Queen's Brian May 'could have died' after suffering heart attack
He underwent an operation earlier this month
Last updated 25th May 2020
Queen legend Brian May has revealed he was “very near death” earlier this month after suffering a heart attack.
The 72-year-old guitar icon posted a video to Instagram in the early hours of this morning (25th May) to confirm he “could have died” before doctors were forced to operate when they discovered he had three congested arteries.
Referencing Queen’s seminal third studio album from 1974, Brian wrote on Instagram: “Hmm ... Sheer Heart Attack eh? Well, I think I always worried a little bit about that album title. I wondered if it might upset some people who had actually had heart attacks. I’m actually quite relieved now that I’m in that club - and I don’t find it upsetting at all!”
In the seven-minute video, Brian opens up about the gardening accident he had at the start of May, where he tore his buttock muscle - the gluteus maximus.
"I had an MRI and yes I did have a rip in my...my gluteus maximus," Brian says in the video, and he explained he thought this was the cause of the pain he was suffering.
"I didn't realise that was amusing, really,” Brian says. “I kind of forgot anything to do with the bum people find amusing... but anyway, it turned out to be not really the case.”
However, a week later he was still in “real agony” and he had a second MRI: “I could not believe the pain. And people were saying, 'That's not like a ripped muscle, you don't get that amount of pain,' so eventually I had another MRI.

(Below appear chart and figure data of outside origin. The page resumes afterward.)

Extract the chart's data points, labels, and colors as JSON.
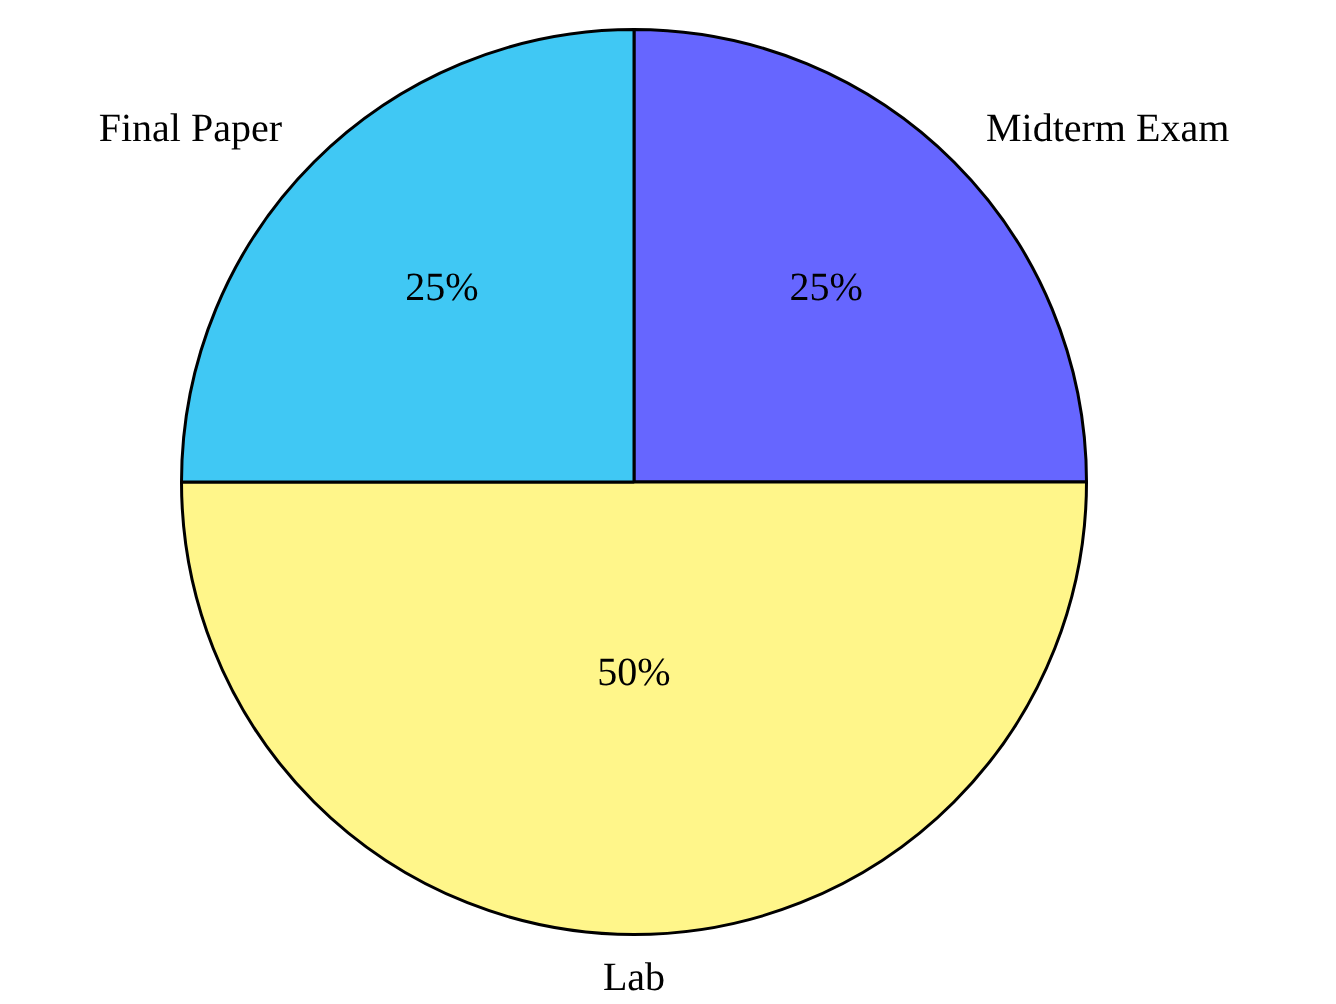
{
  "chart_data": {
    "type": "pie",
    "categories": [
      "Midterm Exam",
      "Lab",
      "Final Paper"
    ],
    "values": [
      25,
      50,
      25
    ],
    "colors": [
      "#6666ff",
      "#fff68a",
      "#40c8f4"
    ],
    "value_labels": [
      "25%",
      "50%",
      "25%"
    ],
    "legend": false
  }
}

“But this time I had one of the lower spine and, sure enough, what did we discover but I had a compressed sciatic nerve, quite severely compressed, and that's why I had the feeling that someone was putting a screwdriver in my back the whole time. It was excruciating.
"So, finally, we started treating the thing for what it was. I'd been putting the ice packs in the wrong place for about ten days.”
Brian says in the video he’s “a lot better now” from the compressed sciatic nerve, however he added: “the rest of the story is a little more bizarre and a bit more shocking…
"I thought I was a very healthy guy. Everyone says, 'You've got a great blood pressure, you've got a great heart rate'. And I keep fit, I bike, good diet, not too much fat.
“Anyway, I had - in the middle of the whole saga of the painful backside - I had a small heart attack.”
Brian suffered "40 minutes of pain and chest tightness", so his doctor drove him to the hospital, where he found he had three blocked arteries.
“I actually turned out to have three arteries which were congested and in danger of blocking the supply of blood to my heart," Brian said.
"I had no idea, I had great electrocardiograms and whatever, you know. Nothing could tell me that I was about to be in real, real trouble, because I could have died from that, from the blockages that were there.”
Brian was given the option of a triple heart bypass or being fitted with three stents – tubes that keep blocked arteries open - and he opted for the stents.
Fortunately, after an "incredible operation" at the hospital, he feels much better: "When I came around, it was as if nothing happened. I couldn't feel that they've been in here, I couldn't feel anything.”
Addressing viewers of a similar age in their “autumn years”, Brian said: "What seems to be a very healthy heart may not be, and I would get it checked if I were you.
"I was actually very near death, but I didn't die. I came out and I would have been full of beans if it hadn't been for the leg."
Earlier this month, Queen + Adam Lambert release lockdown version of 'We Are The Champions, renamed 'You Are The Champions', to raise money for the World Health Organisation's coronavirus fight.
This song came just a few weeks after Queen + Adam Lambert were forced to reschedule their 27 date UK and European tour from 2020 to 2021.
On 15th May, Queen streamed the 1992 Freddie Mercury Tribute Concert in its glorious entirety to raise money for coronavirus relief.
Everyone at Planet Rock wishes Brian all the best and a full recovery.